Sir Walter Denys (c. 1501–1571) of Dyrham, Gloucestershire was a Tudor landowner and member of Parliament.
Denys was the son of Sir William Denys of Dyrham and Anne, daughter of Maurice Berkeley, 3rd Baron Berkeley. Maurice Denys was his younger brother.[1] In 1533 inherited a considerable estate in Gloucestershire from his father.
He was High Sheriff of Gloucestershire from June to November 1533, then in 1538-9, 1543-4, 1551-2 and 1555-6.[2] He was a Justice of the peace in Gloucestershire from 1535 and knighted at around the same time. He was steward and receiver of St Augustine's abbey, Bristol from 1542. In 1553 he purchased the manor of Horsley, Gloucestershire, which he conveyed to his son Richard.[3]
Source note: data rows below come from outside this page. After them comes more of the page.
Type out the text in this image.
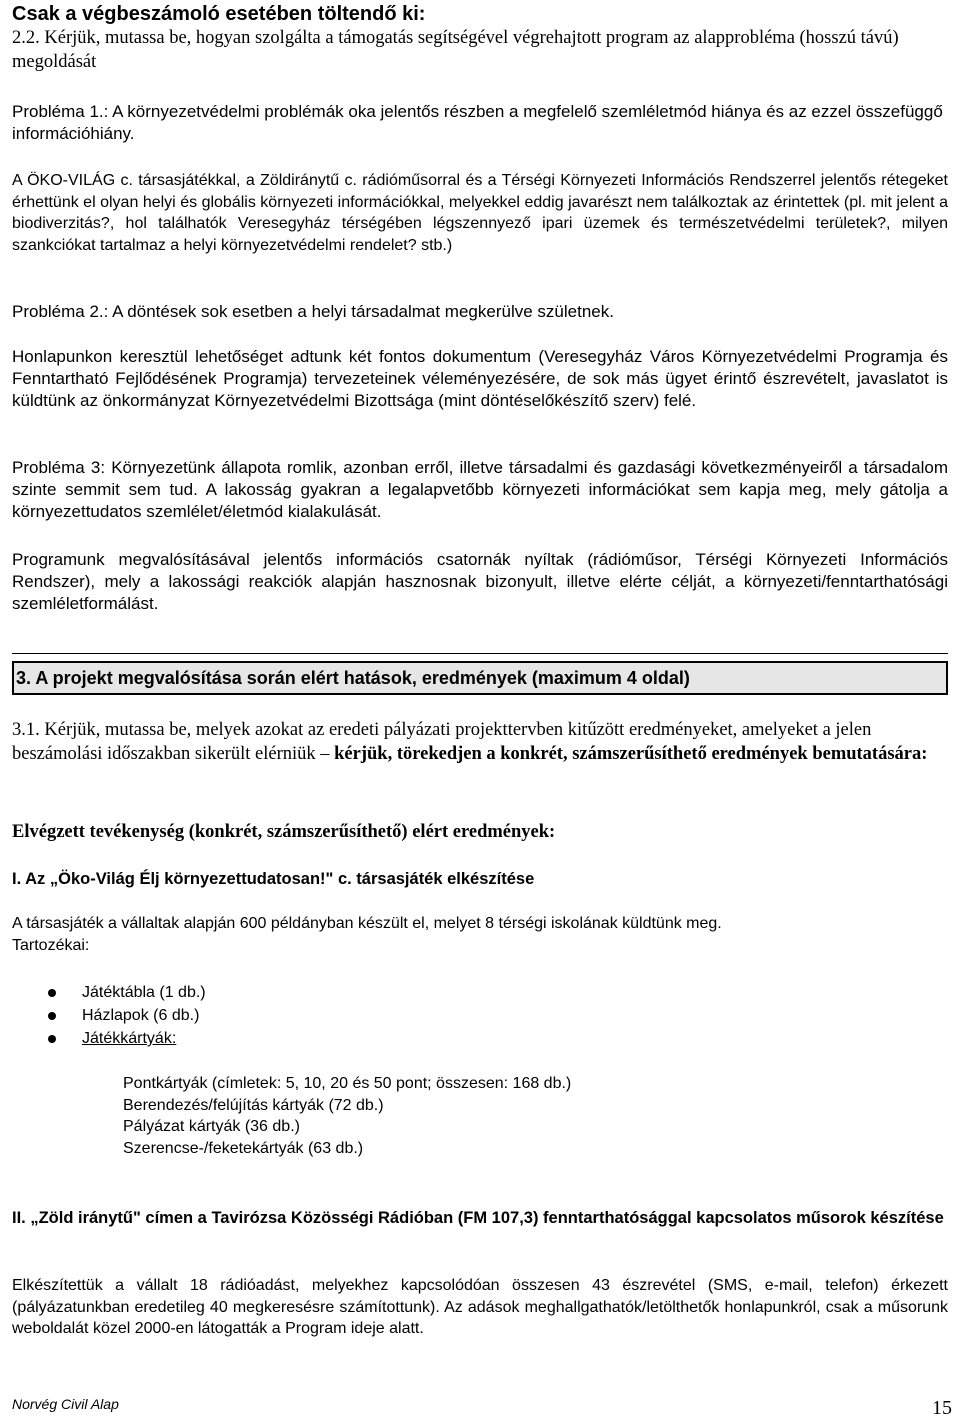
Csak a végbeszámoló esetében töltendő ki:
2.2. Kérjük, mutassa be, hogyan szolgálta a támogatás segítségével végrehajtott program az alapprobléma (hosszú távú) megoldását
Probléma 1.: A környezetvédelmi problémák oka jelentős részben a megfelelő szemléletmód hiánya és az ezzel összefüggő információhiány.
A ÖKO-VILÁG c. társasjátékkal, a Zöldiránytű c. rádióműsorral és a Térségi Környezeti Információs Rendszerrel jelentős rétegeket érhettünk el olyan helyi és globális környezeti információkkal, melyekkel eddig javarészt nem találkoztak az érintettek (pl. mit jelent a biodiverzitás?, hol találhatók Veresegyház térségében légszennyező ipari üzemek és természetvédelmi területek?, milyen szankciókat tartalmaz a helyi környezetvédelmi rendelet? stb.)
Probléma 2.: A döntések sok esetben a helyi társadalmat megkerülve születnek.
Honlapunkon keresztül lehetőséget adtunk két fontos dokumentum (Veresegyház Város Környezetvédelmi Programja és Fenntartható Fejlődésének Programja) tervezeteinek véleményezésére, de sok más ügyet érintő észrevételt, javaslatot is küldtünk az önkormányzat Környezetvédelmi Bizottsága (mint döntéselőkészítő szerv) felé.
Probléma 3: Környezetünk állapota romlik, azonban erről, illetve társadalmi és gazdasági következményeiről a társadalom szinte semmit sem tud. A lakosság gyakran a legalapvetőbb környezeti információkat sem kapja meg, mely gátolja a környezettudatos szemlélet/életmód kialakulását.
Programunk megvalósításával jelentős információs csatornák nyíltak (rádióműsor, Térségi Környezeti Információs Rendszer), mely a lakossági reakciók alapján hasznosnak bizonyult, illetve elérte célját, a környezeti/fenntarthatósági szemléletformálást.
3. A projekt megvalósítása során elért hatások, eredmények (maximum 4 oldal)
3.1. Kérjük, mutassa be, melyek azokat az eredeti pályázati projekttervben kitűzött eredményeket, amelyeket a jelen beszámolási időszakban sikerült elérniük – kérjük, törekedjen a konkrét, számszerűsíthető eredmények bemutatására:
Elvégzett tevékenység (konkrét, számszerűsíthető) elért eredmények:
I. Az „Öko-Világ Élj környezettudatosan!" c. társasjáték elkészítése
A társasjáték a vállaltak alapján 600 példányban készült el, melyet 8 térségi iskolának küldtünk meg.
Tartozékai:
Játéktábla (1 db.)
Házlapok (6 db.)
Játékkártyák:
Pontkártyák (címletek: 5, 10, 20 és 50 pont; összesen: 168 db.)
Berendezés/felújítás kártyák (72 db.)
Pályázat kártyák (36 db.)
Szerencse-/feketekártyák (63 db.)
II. „Zöld iránytű" címen a Tavirózsa Közösségi Rádióban (FM 107,3) fenntarthatósággal kapcsolatos műsorok készítése
Elkészítettük a vállalt 18 rádióadást, melyekhez kapcsolódóan összesen 43 észrevétel (SMS, e-mail, telefon) érkezett (pályázatunkban eredetileg 40 megkeresésre számítottunk). Az adások meghallgathatók/letölthetők honlapunkról, csak a műsorunk weboldalát közel 2000-en látogatták a Program ideje alatt.
Norvég Civil Alap	15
He was temporarily removed from the bench under Mary. The change of regime caused both Sir Walter and his younger brother financial difficulties.[4]
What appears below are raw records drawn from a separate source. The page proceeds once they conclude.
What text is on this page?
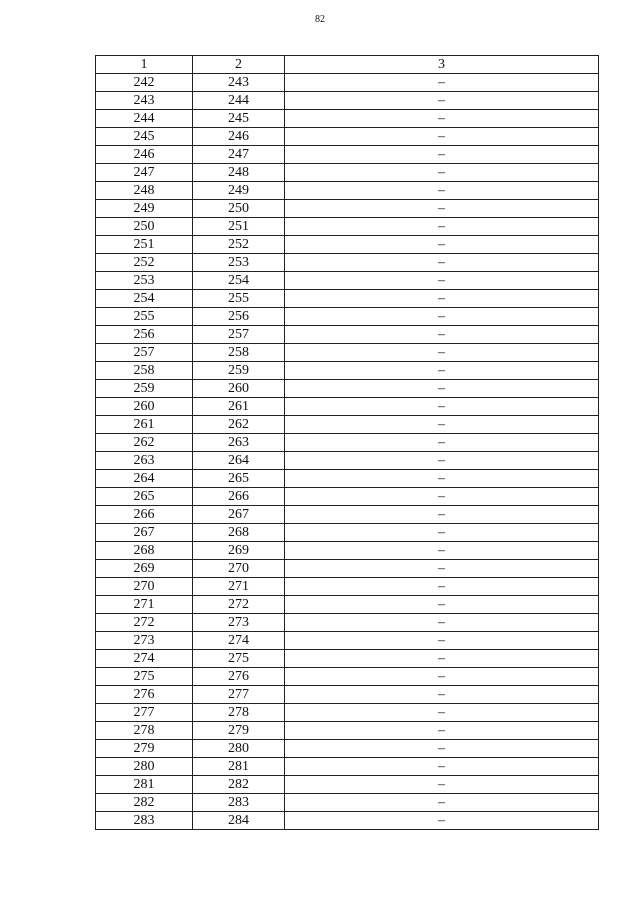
82
1	2	3
242	243	–
243	244	–
244	245	–
245	246	–
246	247	–
247	248	–
248	249	–
249	250	–
250	251	–
251	252	–
252	253	–
253	254	–
254	255	–
255	256	–
256	257	–
257	258	–
258	259	–
259	260	–
260	261	–
261	262	–
262	263	–
263	264	–
264	265	–
265	266	–
266	267	–
267	268	–
268	269	–
269	270	–
270	271	–
271	272	–
272	273	–
273	274	–
274	275	–
275	276	–
276	277	–
277	278	–
278	279	–
279	280	–
280	281	–
281	282	–
282	283	–
283	284	–
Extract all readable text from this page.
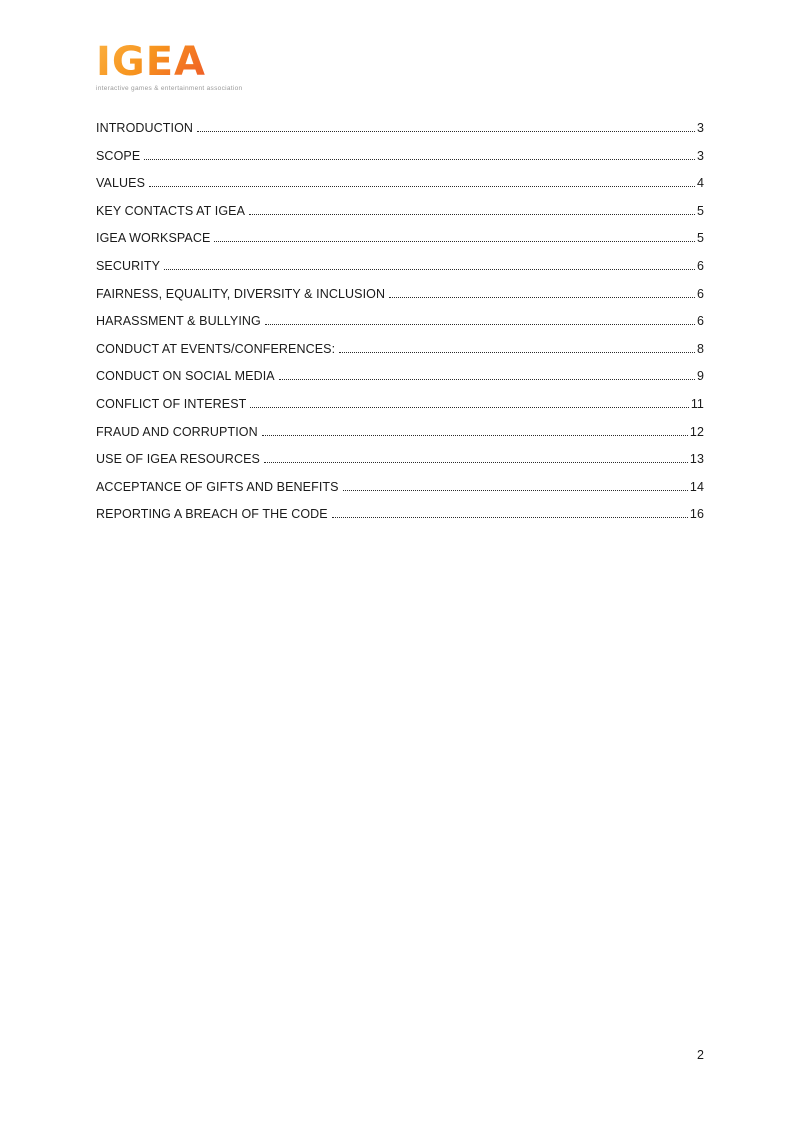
IGEA
interactive games & entertainment association
INTRODUCTION	3
SCOPE	3
VALUES	4
KEY CONTACTS AT IGEA	5
IGEA WORKSPACE	5
SECURITY	6
FAIRNESS, EQUALITY, DIVERSITY & INCLUSION	6
HARASSMENT & BULLYING	6
CONDUCT AT EVENTS/CONFERENCES:	8
CONDUCT ON SOCIAL MEDIA	9
CONFLICT OF INTEREST	11
FRAUD AND CORRUPTION	12
USE OF IGEA RESOURCES	13
ACCEPTANCE OF GIFTS AND BENEFITS	14
REPORTING A BREACH OF THE CODE	16
2
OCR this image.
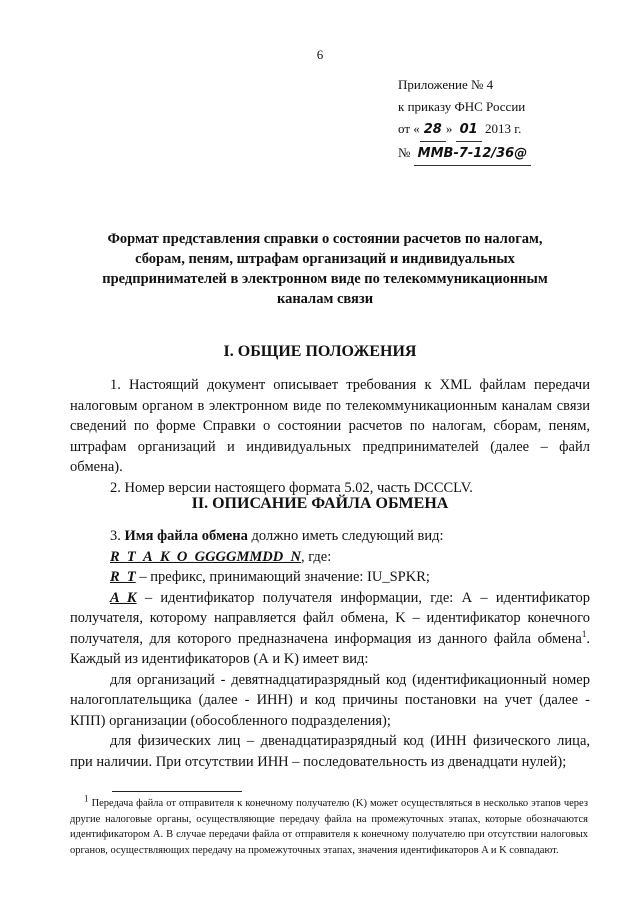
6
Приложение № 4
к приказу ФНС России
от « 28 » 01 2013 г.
№ ММВ-7-12/36@
Формат представления справки о состоянии расчетов по налогам, сборам, пеням, штрафам организаций и индивидуальных предпринимателей в электронном виде по телекоммуникационным каналам связи
I. ОБЩИЕ ПОЛОЖЕНИЯ

1. Настоящий документ описывает требования к XML файлам передачи налоговым органом в электронном виде по телекоммуникационным каналам связи сведений по форме Справки о состоянии расчетов по налогам, сборам, пеням, штрафам организаций и индивидуальных предпринимателей (далее – файл обмена).

2. Номер версии настоящего формата 5.02, часть DCCCLV.

II. ОПИСАНИЕ ФАЙЛА ОБМЕНА

3. Имя файла обмена должно иметь следующий вид:

R_T_A_K_O_GGGGMMDD_N, где:

R_T – префикс, принимающий значение: IU_SPKR;

A_K – идентификатор получателя информации, где: А – идентификатор получателя, которому направляется файл обмена, K – идентификатор конечного получателя, для которого предназначена информация из данного файла обмена$^1$. Каждый из идентификаторов (А и K) имеет вид:

для организаций - девятнадцатиразрядный код (идентификационный номер налогоплательщика (далее - ИНН) и код причины постановки на учет (далее - КПП) организации (обособленного подразделения);

для физических лиц – двенадцатиразрядный код (ИНН физического лица, при наличии. При отсутствии ИНН – последовательность из двенадцати нулей);

$^1$ Передача файла от отправителя к конечному получателю (K) может осуществляться в несколько этапов через другие налоговые органы, осуществляющие передачу файла на промежуточных этапах, которые обозначаются идентификатором А. В случае передачи файла от отправителя к конечному получателю при отсутствии налоговых органов, осуществляющих передачу на промежуточных этапах, значения идентификаторов A и K совпадают.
He sat for Gloucestershire in the Parliament of 1558 and Cricklade in 1559. In 1563 he inherited Sutton Place in Sutton-at-Hone, Kent from his brother Maurice, which he and his son sold the following year.[5] He also acquired from Maurice the ancestral manor of Siston[6] and Abson, Gloucestershire.
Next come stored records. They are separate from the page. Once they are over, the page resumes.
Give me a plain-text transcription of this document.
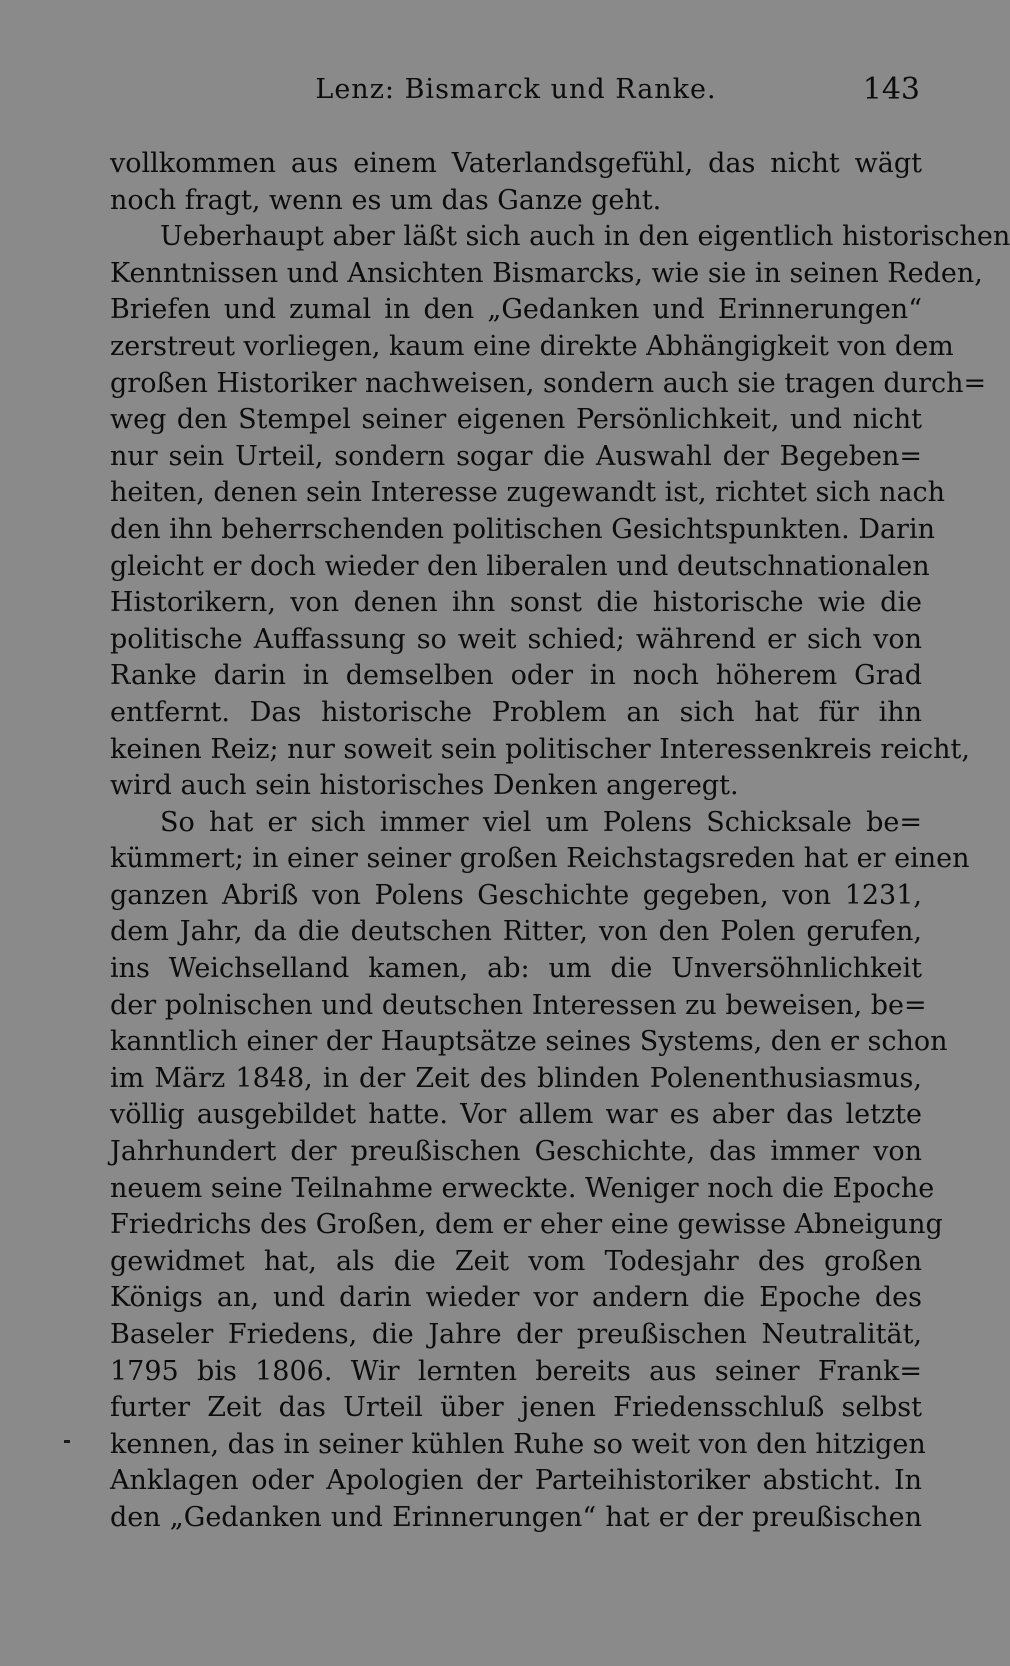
Lenz: Bismarck und Ranke.	143
vollkommen aus einem Vaterlandsgefühl, das nicht wägt
noch fragt, wenn es um das Ganze geht.
Ueberhaupt aber läßt sich auch in den eigentlich historischen
Kenntnissen und Ansichten Bismarcks, wie sie in seinen Reden,
Briefen und zumal in den „Gedanken und Erinnerungen“
zerstreut vorliegen, kaum eine direkte Abhängigkeit von dem
großen Historiker nachweisen, sondern auch sie tragen durch=
weg den Stempel seiner eigenen Persönlichkeit, und nicht
nur sein Urteil, sondern sogar die Auswahl der Begeben=
heiten, denen sein Interesse zugewandt ist, richtet sich nach
den ihn beherrschenden politischen Gesichtspunkten. Darin
gleicht er doch wieder den liberalen und deutschnationalen
Historikern, von denen ihn sonst die historische wie die
politische Auffassung so weit schied; während er sich von
Ranke darin in demselben oder in noch höherem Grad
entfernt. Das historische Problem an sich hat für ihn
keinen Reiz; nur soweit sein politischer Interessenkreis reicht,
wird auch sein historisches Denken angeregt.
So hat er sich immer viel um Polens Schicksale be=
kümmert; in einer seiner großen Reichstagsreden hat er einen
ganzen Abriß von Polens Geschichte gegeben, von 1231,
dem Jahr, da die deutschen Ritter, von den Polen gerufen,
ins Weichselland kamen, ab: um die Unversöhnlichkeit
der polnischen und deutschen Interessen zu beweisen, be=
kanntlich einer der Hauptsätze seines Systems, den er schon
im März 1848, in der Zeit des blinden Polenenthusiasmus,
völlig ausgebildet hatte. Vor allem war es aber das letzte
Jahrhundert der preußischen Geschichte, das immer von
neuem seine Teilnahme erweckte. Weniger noch die Epoche
Friedrichs des Großen, dem er eher eine gewisse Abneigung
gewidmet hat, als die Zeit vom Todesjahr des großen
Königs an, und darin wieder vor andern die Epoche des
Baseler Friedens, die Jahre der preußischen Neutralität,
1795 bis 1806. Wir lernten bereits aus seiner Frank=
furter Zeit das Urteil über jenen Friedensschluß selbst
kennen, das in seiner kühlen Ruhe so weit von den hitzigen
Anklagen oder Apologien der Parteihistoriker absticht. In
den „Gedanken und Erinnerungen“ hat er der preußischen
By 1522 he was married to Margaret, the daughter of Sir Richard Weston of Sutton Place, Surrey. His heir was Richard Denys, who also served as an MP. Another son Walter (d. 1577) became rector of Dyrham in 1571.[7]
At the time of his death he was living at St Augustine's Green in Bristol and married to a woman called Alice.